Why Britain should be watching

For a UK audience there is a further dimension. When token consumption becomes the badge of being serious about AI, that consumption flows overwhelmingly to a small number of providers, almost all of them American.

The dependence is not hypothetical: the US "Big Three" of AWS, Microsoft Azure and Google Cloud already supply cloud services to more than 90% of UK public sector organisations, and the AI layer is being built on top of exactly that base. Every token burned for show, rather than for value, is a small transfer of money and capability offshore. The ROI question is usually framed as a corporate one, a matter for a single company's accounts. At national scale it is also a question of sovereignty and of the balance of payments. Uncontrolled, status-driven demand is the opposite of what I have argued we need, which is to consolidate demand so that we understand and shape it, and to diversify supply so that we are never captive to a single meter.

Sovereignty by default does not mean spending less on AI. It means refusing to let spend become a proxy for progress, and insisting that demand is governed, routed intelligently, and spread across meaningful alternatives.
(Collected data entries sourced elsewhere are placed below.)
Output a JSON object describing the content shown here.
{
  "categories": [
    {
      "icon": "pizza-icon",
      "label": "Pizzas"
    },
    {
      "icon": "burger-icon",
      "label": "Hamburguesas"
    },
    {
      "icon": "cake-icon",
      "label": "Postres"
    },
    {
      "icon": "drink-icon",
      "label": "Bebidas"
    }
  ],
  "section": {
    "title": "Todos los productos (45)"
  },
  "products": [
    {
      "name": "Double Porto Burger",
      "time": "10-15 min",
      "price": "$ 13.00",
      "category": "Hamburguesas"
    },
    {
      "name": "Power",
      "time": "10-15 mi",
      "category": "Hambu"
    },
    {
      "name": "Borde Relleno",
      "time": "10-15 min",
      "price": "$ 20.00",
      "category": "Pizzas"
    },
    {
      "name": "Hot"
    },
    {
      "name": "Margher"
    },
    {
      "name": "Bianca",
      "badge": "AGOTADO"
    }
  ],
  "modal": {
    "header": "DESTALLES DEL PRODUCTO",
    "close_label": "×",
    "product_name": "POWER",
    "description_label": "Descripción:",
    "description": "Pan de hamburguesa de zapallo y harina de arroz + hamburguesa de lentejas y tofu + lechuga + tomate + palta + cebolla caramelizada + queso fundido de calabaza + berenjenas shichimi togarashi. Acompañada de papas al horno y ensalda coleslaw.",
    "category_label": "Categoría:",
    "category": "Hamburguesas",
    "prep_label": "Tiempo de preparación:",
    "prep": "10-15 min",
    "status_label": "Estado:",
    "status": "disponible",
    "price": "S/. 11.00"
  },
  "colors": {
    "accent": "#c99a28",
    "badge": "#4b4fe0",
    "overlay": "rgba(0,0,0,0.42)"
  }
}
A smart buyer asks a different question from the tokenmaxxer. Not "how much did we use", but "what changed, and what did it cost per outcome we actually accepted". That single shift, from input to outcome, is the whole of the argument.

What matters now

So, before the next dashboard lands on your desk, three questions worth asking of your own organisation.

First, where are you already counting activity and quietly hoping it stands in for value? Second, if you replaced "tokens consumed" or "tools adopted" with "cost per accepted outcome", which of your AI initiatives would still look like a success? And third, for those of us thinking about the country and not only the company: if AI spend is becoming a measure of ambition, who exactly is on the receiving end of it, and what are we building here at home in return?

The meter will keep running either way. The only choice is whether we let it tell us a flattering story or insist that it earns its keep.